Let $f:\{x,y,z\}\to \{a,b,c\}$ be a one-one function and only one of the conditions $\left(i\right)f\left(x\right)\ne b,\left(ii\right)f\left(y\right)=b,\left(iii\right)f\left(z\right)\ne a$ is true then the function $f$ is given by the set

• A. $\left\{\right(x,a),(y,b),(z,c\left)\right\}$
• B. $\left\{\right(x,a),(y,c),(z,b\left)\right\}$
• C. $\left\{\right(x,b),(y,a),(z,c\left)\right\}$
• D. $\left\{\right(x,c),(y,b),(z,a\left)\right\}$

Answer 1

The correct option is C $\left\{\right(x,b),(y,a),(z,c\left)\right\}$

$f:\{x,y,z\}\to \{a,b,c\}$ is a one-one function

$\Rightarrow$ each element in $\{x,y,z\}$ will have exactly one image in $\{a,b,c\}$

and no two elements of $\{x,y,z\}$ will have same image in $\{a,b,c\}$

Coming to the given 3 conditions, only one is true.

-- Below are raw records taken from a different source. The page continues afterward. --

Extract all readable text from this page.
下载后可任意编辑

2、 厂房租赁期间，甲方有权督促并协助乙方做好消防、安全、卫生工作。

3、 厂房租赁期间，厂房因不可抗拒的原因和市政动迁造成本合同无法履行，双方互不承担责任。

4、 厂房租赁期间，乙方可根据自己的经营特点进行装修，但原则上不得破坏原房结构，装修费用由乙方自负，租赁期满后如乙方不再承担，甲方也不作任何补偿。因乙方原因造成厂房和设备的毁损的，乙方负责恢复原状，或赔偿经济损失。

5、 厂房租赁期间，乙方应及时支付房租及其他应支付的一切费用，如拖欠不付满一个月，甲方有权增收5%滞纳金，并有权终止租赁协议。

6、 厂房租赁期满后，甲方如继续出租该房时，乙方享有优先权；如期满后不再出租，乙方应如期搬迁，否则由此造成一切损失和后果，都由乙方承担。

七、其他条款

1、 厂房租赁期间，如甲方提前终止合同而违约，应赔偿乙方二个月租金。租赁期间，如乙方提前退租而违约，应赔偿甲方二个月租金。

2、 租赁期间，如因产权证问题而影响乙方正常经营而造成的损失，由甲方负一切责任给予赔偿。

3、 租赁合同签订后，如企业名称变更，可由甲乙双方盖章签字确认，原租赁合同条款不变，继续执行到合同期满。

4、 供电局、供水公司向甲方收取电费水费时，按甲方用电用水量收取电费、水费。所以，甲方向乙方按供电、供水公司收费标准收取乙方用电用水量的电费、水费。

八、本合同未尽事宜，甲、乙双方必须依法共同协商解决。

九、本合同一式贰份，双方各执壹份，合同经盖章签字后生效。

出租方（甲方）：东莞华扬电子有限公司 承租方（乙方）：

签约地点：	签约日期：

1) if $f\left(x\right)\ne b$ is true then $f\left(y\right)=b$ is false which makes $f\left(z\right)\ne a$ true $⟹f\left(x\right)\ne b$ is false.

2) if $f\left(y\right)=b$ is true then $f\left(x\right)\ne b$ will also be true $⟹f\left(y\right)=b$ is false

$\therefore f\left(z\right)\ne a$ is the true condition and remainig two are false conditions.

$\therefore f\left(x\right)=b,f\left(y\right)=a,f\left(z\right)=c$

hence $f=\{(x,b),(y,a),(z,c)\}$